Modular arithmetic
Richard Haseltine
Posts: 100,879
I would expect any operation mod n to return a value in [ 0 , n - 1 ]. Using the % operator in Daz Script that works for addition but not for subtraction:
for ( var i = 0 ; i < 4 ; i++ ) { print ( ( i + 1 ) % 4 ); print ( ( i - 1 ) % 4 );}
returns:
1
-1
2
0
3
1
0
2
instead of the expected (by me):
1
3
2
0
3
1
0
2
Which of us is wrong, Daz Script or me? And if it's the latter, is there a neater way to get my expected behaviour than testing for 0 in subtraction operations and giving it a special result of n - 1 instead of -1?
Comments
I think the way you stacked the prints DAZ is correct.
0+1 mod 4 = 1
0-1 mod 4 = -1
1+1 mod 4 = 2
1- 1 mod 4 = 0
2+1 mod 4 = 3
2-1 mod 4 -= 1
3+1 mod 4 = 0
3-1 mod 4 = 2
OK, thanks.
for ( var i = 4 ; i > 0 ; i-- ) {
print ( ( i + 1 ) % 4 );
print ( ( i - 1 ) % 4 );
}
Would give you your expected: 1, 3, 0, 2, 3, 1, 2, 0
Speaking as a mathematician, no. It's seriously messing up on handling negative values.
Thanks, that is reassuring - though if it is a bug it's presumably a Qt bug, not soemthign that Daz can fix.
not useful though, unfortunately, as I am dealing in the real case with array indices which start at 0 and run to n-1.

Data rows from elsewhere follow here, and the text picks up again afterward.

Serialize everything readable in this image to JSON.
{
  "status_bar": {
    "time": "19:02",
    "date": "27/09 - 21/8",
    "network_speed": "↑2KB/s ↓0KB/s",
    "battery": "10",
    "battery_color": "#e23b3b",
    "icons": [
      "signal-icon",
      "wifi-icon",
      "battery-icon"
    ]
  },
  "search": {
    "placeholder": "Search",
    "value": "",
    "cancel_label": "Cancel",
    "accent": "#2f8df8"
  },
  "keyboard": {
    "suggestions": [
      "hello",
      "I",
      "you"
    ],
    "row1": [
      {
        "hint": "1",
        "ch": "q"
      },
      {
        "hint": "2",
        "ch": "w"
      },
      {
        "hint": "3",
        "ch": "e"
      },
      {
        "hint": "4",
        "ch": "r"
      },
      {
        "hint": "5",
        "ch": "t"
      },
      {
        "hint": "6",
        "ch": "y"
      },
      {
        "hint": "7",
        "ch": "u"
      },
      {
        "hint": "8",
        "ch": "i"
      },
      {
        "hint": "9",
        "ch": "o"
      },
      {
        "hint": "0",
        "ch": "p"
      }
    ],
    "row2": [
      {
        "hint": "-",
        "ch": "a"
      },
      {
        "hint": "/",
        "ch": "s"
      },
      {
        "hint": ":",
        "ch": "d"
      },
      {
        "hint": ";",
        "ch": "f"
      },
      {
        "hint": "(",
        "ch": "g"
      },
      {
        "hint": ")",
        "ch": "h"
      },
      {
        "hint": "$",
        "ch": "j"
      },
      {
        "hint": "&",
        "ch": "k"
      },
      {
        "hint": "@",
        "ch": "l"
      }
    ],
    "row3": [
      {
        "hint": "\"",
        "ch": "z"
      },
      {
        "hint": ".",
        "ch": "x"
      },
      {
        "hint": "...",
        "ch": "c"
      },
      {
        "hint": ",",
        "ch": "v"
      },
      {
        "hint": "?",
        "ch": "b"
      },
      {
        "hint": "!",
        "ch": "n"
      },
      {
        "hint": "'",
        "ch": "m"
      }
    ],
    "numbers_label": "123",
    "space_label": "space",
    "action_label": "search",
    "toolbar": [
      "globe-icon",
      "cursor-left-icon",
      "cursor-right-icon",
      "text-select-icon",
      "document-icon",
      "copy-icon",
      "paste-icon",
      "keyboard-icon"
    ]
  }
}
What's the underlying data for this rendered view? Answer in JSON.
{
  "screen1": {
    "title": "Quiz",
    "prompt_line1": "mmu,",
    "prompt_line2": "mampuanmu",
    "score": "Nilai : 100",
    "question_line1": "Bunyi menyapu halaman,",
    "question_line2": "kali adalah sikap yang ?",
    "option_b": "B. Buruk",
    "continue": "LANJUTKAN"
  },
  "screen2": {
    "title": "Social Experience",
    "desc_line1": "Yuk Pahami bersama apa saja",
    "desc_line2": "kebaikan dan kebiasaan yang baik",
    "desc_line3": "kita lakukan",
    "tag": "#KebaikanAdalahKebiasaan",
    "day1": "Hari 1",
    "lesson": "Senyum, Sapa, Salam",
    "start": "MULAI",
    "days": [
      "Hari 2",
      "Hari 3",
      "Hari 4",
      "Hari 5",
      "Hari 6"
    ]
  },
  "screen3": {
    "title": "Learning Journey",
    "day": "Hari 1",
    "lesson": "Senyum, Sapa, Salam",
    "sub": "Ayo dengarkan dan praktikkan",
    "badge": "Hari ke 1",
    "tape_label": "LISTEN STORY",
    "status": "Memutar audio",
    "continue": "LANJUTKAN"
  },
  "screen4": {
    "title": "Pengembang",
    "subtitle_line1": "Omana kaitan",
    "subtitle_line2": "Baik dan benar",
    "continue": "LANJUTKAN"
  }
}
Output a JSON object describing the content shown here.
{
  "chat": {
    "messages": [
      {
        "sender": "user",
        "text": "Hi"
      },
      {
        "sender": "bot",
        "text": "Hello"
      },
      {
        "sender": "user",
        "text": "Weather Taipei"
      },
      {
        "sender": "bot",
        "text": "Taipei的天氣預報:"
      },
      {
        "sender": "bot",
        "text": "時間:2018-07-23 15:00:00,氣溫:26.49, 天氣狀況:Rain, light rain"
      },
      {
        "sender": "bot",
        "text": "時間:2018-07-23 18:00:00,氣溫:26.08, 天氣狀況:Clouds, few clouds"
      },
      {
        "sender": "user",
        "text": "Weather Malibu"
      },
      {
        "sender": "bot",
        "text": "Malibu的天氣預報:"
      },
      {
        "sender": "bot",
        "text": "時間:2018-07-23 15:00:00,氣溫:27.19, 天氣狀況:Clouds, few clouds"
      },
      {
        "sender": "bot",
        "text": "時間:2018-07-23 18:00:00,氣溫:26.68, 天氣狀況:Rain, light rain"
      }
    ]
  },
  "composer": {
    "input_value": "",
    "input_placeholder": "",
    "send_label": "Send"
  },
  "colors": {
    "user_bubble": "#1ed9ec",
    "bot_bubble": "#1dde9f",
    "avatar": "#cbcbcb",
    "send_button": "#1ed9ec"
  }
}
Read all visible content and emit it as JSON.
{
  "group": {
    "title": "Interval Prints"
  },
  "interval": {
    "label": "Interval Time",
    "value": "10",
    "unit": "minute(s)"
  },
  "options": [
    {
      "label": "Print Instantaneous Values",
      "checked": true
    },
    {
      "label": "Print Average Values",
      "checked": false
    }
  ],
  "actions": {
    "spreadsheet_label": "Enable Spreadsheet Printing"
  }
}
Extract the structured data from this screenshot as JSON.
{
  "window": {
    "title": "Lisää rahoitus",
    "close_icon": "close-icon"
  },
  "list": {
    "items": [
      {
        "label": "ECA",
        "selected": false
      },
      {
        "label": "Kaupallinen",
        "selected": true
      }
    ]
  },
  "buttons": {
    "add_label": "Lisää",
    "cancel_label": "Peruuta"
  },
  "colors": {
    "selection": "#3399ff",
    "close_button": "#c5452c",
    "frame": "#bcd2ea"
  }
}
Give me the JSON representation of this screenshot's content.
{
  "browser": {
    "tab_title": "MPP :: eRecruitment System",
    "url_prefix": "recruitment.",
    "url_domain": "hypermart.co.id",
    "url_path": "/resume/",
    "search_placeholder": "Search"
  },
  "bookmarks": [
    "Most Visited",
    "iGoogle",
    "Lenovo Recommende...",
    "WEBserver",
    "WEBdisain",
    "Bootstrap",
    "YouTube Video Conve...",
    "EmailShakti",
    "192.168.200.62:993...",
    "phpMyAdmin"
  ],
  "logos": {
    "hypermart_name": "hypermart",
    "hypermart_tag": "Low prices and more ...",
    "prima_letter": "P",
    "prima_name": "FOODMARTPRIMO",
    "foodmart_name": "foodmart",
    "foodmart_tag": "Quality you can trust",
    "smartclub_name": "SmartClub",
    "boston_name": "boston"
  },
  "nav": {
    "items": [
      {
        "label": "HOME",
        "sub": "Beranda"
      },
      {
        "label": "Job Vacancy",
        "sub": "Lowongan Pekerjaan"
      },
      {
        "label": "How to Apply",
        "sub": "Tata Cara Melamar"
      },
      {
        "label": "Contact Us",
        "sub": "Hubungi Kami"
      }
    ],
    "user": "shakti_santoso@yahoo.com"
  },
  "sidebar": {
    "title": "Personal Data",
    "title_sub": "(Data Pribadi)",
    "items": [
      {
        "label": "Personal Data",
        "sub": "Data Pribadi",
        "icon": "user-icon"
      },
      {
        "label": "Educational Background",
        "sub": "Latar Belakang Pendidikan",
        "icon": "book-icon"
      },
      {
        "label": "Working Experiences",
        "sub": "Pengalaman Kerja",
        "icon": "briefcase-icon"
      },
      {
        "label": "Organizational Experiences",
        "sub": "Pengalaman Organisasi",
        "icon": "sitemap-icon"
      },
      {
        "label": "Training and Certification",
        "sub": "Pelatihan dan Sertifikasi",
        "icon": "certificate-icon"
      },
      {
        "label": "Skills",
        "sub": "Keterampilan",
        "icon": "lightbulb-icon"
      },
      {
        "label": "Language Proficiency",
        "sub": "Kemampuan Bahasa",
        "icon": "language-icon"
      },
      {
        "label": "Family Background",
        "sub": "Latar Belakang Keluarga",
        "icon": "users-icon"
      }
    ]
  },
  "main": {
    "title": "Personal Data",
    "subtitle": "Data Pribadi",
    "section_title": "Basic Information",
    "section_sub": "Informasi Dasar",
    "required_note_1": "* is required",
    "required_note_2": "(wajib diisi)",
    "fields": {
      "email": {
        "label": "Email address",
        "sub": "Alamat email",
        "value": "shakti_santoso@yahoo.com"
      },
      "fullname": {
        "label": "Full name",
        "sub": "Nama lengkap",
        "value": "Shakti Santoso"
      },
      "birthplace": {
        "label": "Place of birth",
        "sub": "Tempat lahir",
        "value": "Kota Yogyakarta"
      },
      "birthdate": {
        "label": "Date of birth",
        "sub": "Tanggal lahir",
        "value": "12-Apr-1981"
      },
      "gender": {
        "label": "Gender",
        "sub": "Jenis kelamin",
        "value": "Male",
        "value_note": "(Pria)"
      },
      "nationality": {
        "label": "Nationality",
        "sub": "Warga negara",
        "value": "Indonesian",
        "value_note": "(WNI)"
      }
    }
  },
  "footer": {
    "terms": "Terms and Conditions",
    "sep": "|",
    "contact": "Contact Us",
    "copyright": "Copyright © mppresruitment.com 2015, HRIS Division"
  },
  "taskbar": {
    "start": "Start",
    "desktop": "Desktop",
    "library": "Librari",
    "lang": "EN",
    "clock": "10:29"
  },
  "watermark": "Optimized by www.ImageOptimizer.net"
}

Aha, Rob points out that the operator is a remainder operator, not a true modulo operator https://developer.mozilla.org/en-US/docs/Web/JavaScript/Reference/Operators/Arithmetic_Operators#Remainder_() . So the issue is not "bad modular maths" but "thinking it was modular maths when it wasn't".
https://developer.mozilla.org/en-US/docs/Web/JavaScript/Reference/Operators/Arithmetic_Operators#Remainder_()
((x % y) + y) % y
should give you a true modulus, if I'm understanding the function properly.Yes, that looks logical.